A message posted on Twitter by Kerri Kasem said: "Early this Father's Day morning, our dad Casey Kasem passed away surrounded by family and friends.
"Even though we know he is in a better place and no longer suffering, we are heartbroken.
"Thank you for all your love, support and prayers. The world will miss Casey Kasem, an incredible talent and humanitarian; we will miss our Dad."
Kasem began his career in the 1950s and found fame with the chart programme.
He famously ended his broadcasts with his signature sign-off: "Keep your feet on the ground and keep reaching for the stars."
After spells hosting countdown shows under other titles, he returned to American Top 40 in the 1990s and retired from the airwaves in 2009.
Around the world, his radio rundown was broadcast in 50 countries and he was known for the spin-off TV show America's Top 10.
In Scooby-Doo, Kasem voiced the scruffy, food-loving but sometimes cowardly Shaggy from the first series in 1969 until 1995, and again from 2002 until 2009.
He had numerous other roles in TV shows, animations and commercials over the years.
The veteran presenter received a star on the Hollywood Walk of Fame in 1981 and was inducted into the National Radio Hall of Fame in 1992. In 2003, he was honoured with the Radio Icon award at The Radio Music Awards in Las Vegas.
'One of the greats'
Among those paying tribute were Ryan Seacrest, who took over from Kasem as host of American Top 40 in 2004.
In a statement, Seacrest recalled how he would listen to Kasem every week "and dream about someday becoming a radio DJ".
"Casey had a distinctive friendly on-air voice, and he was just as affable and nice if you had the privilege to be in his company. He'll be greatly missed by all of us," he said.
Rock star Bryan Adams described him as "one of the greats of American radio".

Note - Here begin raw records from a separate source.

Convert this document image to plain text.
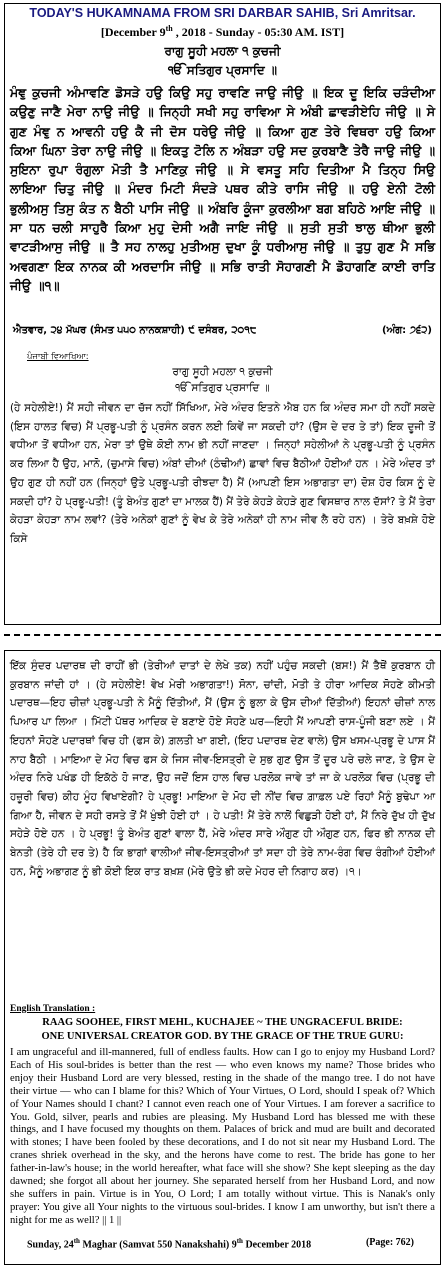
TODAY'S HUKAMNAMA FROM SRI DARBAR SAHIB, Sri Amritsar.
[December 9th , 2018 - Sunday - 05:30 AM. IST]
ਰਾਗੁ ਸੂਹੀ ਮਹਲਾ ੧ ਕੁਚਜੀ
ੴ ਸਤਿਗੁਰ ਪ੍ਰਸਾਦਿ ॥
ਮੰਞੁ ਕੁਚਜੀ ਅੰਮਾਵਣਿ ਡੋਸੜੇ ਹਉ ਕਿਉ ਸਹੁ ਰਾਵਣਿ ਜਾਉ ਜੀਉ ॥ ਇਕ ਦੂ ਇਕਿ ਚੜੰਦੀਆ ਕਉਣੁ ਜਾਣੈ ਮੇਰਾ ਨਾਉ ਜੀਉ ॥ ਜਿਨ੍ਹੀ ਸਖੀ ਸਹੁ ਰਾਵਿਆ ਸੇ ਅੰਬੀ ਛਾਵੜੀਏਹਿ ਜੀਉ ॥ ਸੇ ਗੁਣ ਮੰਞੁ ਨ ਆਵਨੀ ਹਉ ਕੈ ਜੀ ਦੋਸ ਧਰੇਉ ਜੀਉ ॥ ਕਿਆ ਗੁਣ ਤੇਰੇ ਵਿਥਰਾ ਹਉ ਕਿਆ ਕਿਆ ਘਿਨਾ ਤੇਰਾ ਨਾਉ ਜੀਉ ॥ ਇਕਤੁ ਟੋਲਿ ਨ ਅੰਬੜਾ ਹਉ ਸਦ ਕੁਰਬਾਣੈ ਤੇਰੈ ਜਾਉ ਜੀਉ ॥ ਸੁਇਨਾ ਰੁਪਾ ਰੰਗੁਲਾ ਮੋਤੀ ਤੈ ਮਾਣਿਕੁ ਜੀਉ ॥ ਸੇ ਵਸਤੂ ਸਹਿ ਦਿਤੀਆ ਮੈ ਤਿਨ੍ਹ ਸਿਉ ਲਾਇਆ ਚਿਤੁ ਜੀਉ ॥ ਮੰਦਰ ਮਿਟੀ ਸੰਦੜੇ ਪਥਰ ਕੀਤੇ ਰਾਸਿ ਜੀਉ ॥ ਹਉ ਏਨੀ ਟੋਲੀ ਭੁਲੀਅਸੁ ਤਿਸੁ ਕੰਤ ਨ ਬੈਠੀ ਪਾਸਿ ਜੀਉ ॥ ਅੰਬਰਿ ਕੂੰਜਾ ਕੁਰਲੀਆ ਬਗ ਬਹਿਠੇ ਆਇ ਜੀਉ ॥ ਸਾ ਧਨ ਚਲੀ ਸਾਹੁਰੈ ਕਿਆ ਮੁਹੁ ਦੇਸੀ ਅਗੈ ਜਾਇ ਜੀਉ ॥ ਸੁਤੀ ਸੁਤੀ ਝਾਲੁ ਥੀਆ ਭੁਲੀ ਵਾਟੜੀਆਸੁ ਜੀਉ ॥ ਤੈ ਸਹ ਨਾਲਹੁ ਮੁਤੀਅਸੁ ਦੁਖਾ ਕੂੰ ਧਰੀਆਸੁ ਜੀਉ ॥ ਤੁਧੁ ਗੁਣ ਮੈ ਸਭਿ ਅਵਗਣਾ ਇਕ ਨਾਨਕ ਕੀ ਅਰਦਾਸਿ ਜੀਉ ॥ ਸਭਿ ਰਾਤੀ ਸੋਹਾਗਣੀ ਮੈ ਡੋਹਾਗਣਿ ਕਾਈ ਰਾਤਿ ਜੀਉ ॥੧॥
ਐਤਵਾਰ, ੨੪ ਮੱਘਰ (ਸੰਮਤ ੫੫੦ ਨਾਨਕਸ਼ਾਹੀ) ੯ ਦਸੰਬਰ, ੨੦੧੮	(ਅੰਗ: ੭੬੨)
ਪੰਜਾਬੀ ਵਿਆਖਿਆ:
ਰਾਗੁ ਸੂਹੀ ਮਹਲਾ ੧ ਕੁਚਜੀ
ੴ ਸਤਿਗੁਰ ਪ੍ਰਸਾਦਿ ॥
(ਹੇ ਸਹੇਲੀਏ!) ਮੈਂ ਸਹੀ ਜੀਵਨ ਦਾ ਚੱਜ ਨਹੀਂ ਸਿੱਖਿਆ, ਮੇਰੇ ਅੰਦਰ ਇਤਨੇ ਐਬ ਹਨ ਕਿ ਅੰਦਰ ਸਮਾ ਹੀ ਨਹੀਂ ਸਕਦੇ (ਇਸ ਹਾਲਤ ਵਿਚ) ਮੈਂ ਪ੍ਰਭੂ-ਪਤੀ ਨੂੰ ਪ੍ਰਸੰਨ ਕਰਨ ਲਈ ਕਿਵੇਂ ਜਾ ਸਕਦੀ ਹਾਂ? (ਉਸ ਦੇ ਦਰ ਤੇ ਤਾਂ) ਇਕ ਦੂਜੀ ਤੋਂ ਵਧੀਆ ਤੋਂ ਵਧੀਆ ਹਨ, ਮੇਰਾ ਤਾਂ ਉਥੇ ਕੋਈ ਨਾਮ ਭੀ ਨਹੀਂ ਜਾਣਦਾ । ਜਿਨ੍ਹਾਂ ਸਹੇਲੀਆਂ ਨੇ ਪ੍ਰਭੂ-ਪਤੀ ਨੂੰ ਪ੍ਰਸੰਨ ਕਰ ਲਿਆ ਹੈ ਉਹ, ਮਾਨੋ, (ਚੁਮਾਸੇ ਵਿਚ) ਅੰਬਾਂ ਦੀਆਂ (ਠੰਢੀਆਂ) ਛਾਵਾਂ ਵਿਚ ਬੈਠੀਆਂ ਹੋਈਆਂ ਹਨ । ਮੇਰੇ ਅੰਦਰ ਤਾਂ ਉਹ ਗੁਣ ਹੀ ਨਹੀਂ ਹਨ (ਜਿਨ੍ਹਾਂ ਉਤੇ ਪ੍ਰਭੂ-ਪਤੀ ਰੀਝਦਾ ਹੈ) ਮੈਂ (ਆਪਣੀ ਇਸ ਅਭਾਗਤਾ ਦਾ) ਦੋਸ਼ ਹੋਰ ਕਿਸ ਨੂੰ ਦੇ ਸਕਦੀ ਹਾਂ? ਹੇ ਪ੍ਰਭੂ-ਪਤੀ! (ਤੂੰ ਬੇਅੰਤ ਗੁਣਾਂ ਦਾ ਮਾਲਕ ਹੈਂ) ਮੈਂ ਤੇਰੇ ਕੇਹੜੇ ਕੇਹੜੇ ਗੁਣ ਵਿਸਥਾਰ ਨਾਲ ਦੱਸਾਂ? ਤੇ ਮੈਂ ਤੇਰਾ ਕੇਹੜਾ ਕੇਹੜਾ ਨਾਮ ਲਵਾਂ? (ਤੇਰੇ ਅਨੇਕਾਂ ਗੁਣਾਂ ਨੂੰ ਵੇਖ ਕੇ ਤੇਰੇ ਅਨੇਕਾਂ ਹੀ ਨਾਮ ਜੀਵ ਲੈ ਰਹੇ ਹਨ) । ਤੇਰੇ ਬਖ਼ਸ਼ੇ ਹੋਏ ਕਿਸੇ
ਇੱਕ ਸੁੰਦਰ ਪਦਾਰਥ ਦੀ ਰਾਹੀਂ ਭੀ (ਤੇਰੀਆਂ ਦਾਤਾਂ ਦੇ ਲੇਖੇ ਤਕ) ਨਹੀਂ ਪਹੁੰਚ ਸਕਦੀ (ਬਸ!) ਮੈਂ ਤੈਥੋਂ ਕੁਰਬਾਨ ਹੀ ਕੁਰਬਾਨ ਜਾਂਦੀ ਹਾਂ । (ਹੇ ਸਹੇਲੀਏ! ਵੇਖ ਮੇਰੀ ਅਭਾਗਤਾ!) ਸੋਨਾ, ਚਾਂਦੀ, ਮੋਤੀ ਤੇ ਹੀਰਾ ਆਦਿਕ ਸੋਹਣੇ ਕੀਮਤੀ ਪਦਾਰਥ—ਇਹ ਚੀਜ਼ਾਂ ਪ੍ਰਭੂ-ਪਤੀ ਨੇ ਮੈਨੂੰ ਦਿੱਤੀਆਂ, ਮੈਂ (ਉਸ ਨੂੰ ਭੁਲਾ ਕੇ ਉਸ ਦੀਆਂ ਦਿੱਤੀਆਂ) ਇਹਨਾਂ ਚੀਜ਼ਾਂ ਨਾਲ ਪਿਆਰ ਪਾ ਲਿਆ । ਮਿੱਟੀ ਪੱਥਰ ਆਦਿਕ ਦੇ ਬਣਾਏ ਹੋਏ ਸੋਹਣੇ ਘਰ—ਇਹੀ ਮੈਂ ਆਪਣੀ ਰਾਸ-ਪੂੰਜੀ ਬਣਾ ਲਏ । ਮੈਂ ਇਹਨਾਂ ਸੋਹਣੇ ਪਦਾਰਥਾਂ ਵਿਚ ਹੀ (ਫਸ ਕੇ) ਗ਼ਲਤੀ ਖਾ ਗਈ, (ਇਹ ਪਦਾਰਥ ਦੇਣ ਵਾਲੇ) ਉਸ ਖਸਮ-ਪ੍ਰਭੂ ਦੇ ਪਾਸ ਮੈਂ ਨਾਹ ਬੈਠੀ । ਮਾਇਆ ਦੇ ਮੋਹ ਵਿਚ ਫਸ ਕੇ ਜਿਸ ਜੀਵ-ਇਸਤ੍ਰੀ ਦੇ ਸੁਭ ਗੁਣ ਉਸ ਤੋਂ ਦੂਰ ਪਰੇ ਚਲੇ ਜਾਣ, ਤੇ ਉਸ ਦੇ ਅੰਦਰ ਨਿਰੇ ਪਖੰਡ ਹੀ ਇਕੱਠੇ ਹੋ ਜਾਣ, ਉਹ ਜਦੋਂ ਇਸ ਹਾਲ ਵਿਚ ਪਰਲੋਕ ਜਾਵੇ ਤਾਂ ਜਾ ਕੇ ਪਰਲੋਕ ਵਿਚ (ਪ੍ਰਭੂ ਦੀ ਹਜ਼ੂਰੀ ਵਿਚ) ਕੀਹ ਮੂੰਹ ਵਿਖਾਏਗੀ? ਹੇ ਪ੍ਰਭੂ! ਮਾਇਆ ਦੇ ਮੋਹ ਦੀ ਨੀਂਦ ਵਿਚ ਗ਼ਾਫ਼ਲ ਪਏ ਰਿਹਾਂ ਮੈਨੂੰ ਬੁਢੇਪਾ ਆ ਗਿਆ ਹੈ, ਜੀਵਨ ਦੇ ਸਹੀ ਰਸਤੇ ਤੋਂ ਮੈਂ ਖੁੰਝੀ ਹੋਈ ਹਾਂ । ਹੇ ਪਤੀ! ਮੈਂ ਤੇਰੇ ਨਾਲੋਂ ਵਿਛੁੜੀ ਹੋਈ ਹਾਂ, ਮੈਂ ਨਿਰੇ ਦੁੱਖ ਹੀ ਦੁੱਖ ਸਹੇੜੇ ਹੋਏ ਹਨ । ਹੇ ਪ੍ਰਭੂ! ਤੂੰ ਬੇਅੰਤ ਗੁਣਾਂ ਵਾਲਾ ਹੈਂ, ਮੇਰੇ ਅੰਦਰ ਸਾਰੇ ਔਗੁਣ ਹੀ ਔਗੁਣ ਹਨ, ਫਿਰ ਭੀ ਨਾਨਕ ਦੀ ਬੇਨਤੀ (ਤੇਰੇ ਹੀ ਦਰ ਤੇ) ਹੈ ਕਿ ਭਾਗਾਂ ਵਾਲੀਆਂ ਜੀਵ-ਇਸਤ੍ਰੀਆਂ ਤਾਂ ਸਦਾ ਹੀ ਤੇਰੇ ਨਾਮ-ਰੰਗ ਵਿਚ ਰੰਗੀਆਂ ਹੋਈਆਂ ਹਨ, ਮੈਨੂੰ ਅਭਾਗਣ ਨੂੰ ਭੀ ਕੋਈ ਇਕ ਰਾਤ ਬਖ਼ਸ਼ (ਮੇਰੇ ਉਤੇ ਭੀ ਕਦੇ ਮੇਹਰ ਦੀ ਨਿਗਾਹ ਕਰ) ।੧।
English Translation :
RAAG SOOHEE, FIRST MEHL, KUCHAJEE ~ THE UNGRACEFUL BRIDE:
ONE UNIVERSAL CREATOR GOD. BY THE GRACE OF THE TRUE GURU:
I am ungraceful and ill-mannered, full of endless faults. How can I go to enjoy my Husband Lord? Each of His soul-brides is better than the rest — who even knows my name? Those brides who enjoy their Husband Lord are very blessed, resting in the shade of the mango tree. I do not have their virtue — who can I blame for this? Which of Your Virtues, O Lord, should I speak of? Which of Your Names should I chant? I cannot even reach one of Your Virtues. I am forever a sacrifice to You. Gold, silver, pearls and rubies are pleasing. My Husband Lord has blessed me with these things, and I have focused my thoughts on them. Palaces of brick and mud are built and decorated with stones; I have been fooled by these decorations, and I do not sit near my Husband Lord. The cranes shriek overhead in the sky, and the herons have come to rest. The bride has gone to her father-in-law's house; in the world hereafter, what face will she show? She kept sleeping as the day dawned; she forgot all about her journey. She separated herself from her Husband Lord, and now she suffers in pain. Virtue is in You, O Lord; I am totally without virtue. This is Nanak's only prayer: You give all Your nights to the virtuous soul-brides. I know I am unworthy, but isn't there a night for me as well? || 1 ||
Sunday, 24th Maghar (Samvat 550 Nanakshahi) 9th December 2018	(Page: 762)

Last month, Jean Kasem moved her husband from a California nursing home to friends in Washington state, after courts in California awarded Kerri temporary conservatorship over her father's care.
Court documents showed that Kasem's daughters Kerri and Julie had accused Jean of "elder abuse" by isolating their father from his children. Kasem and Jean also had a daughter together called Liberty.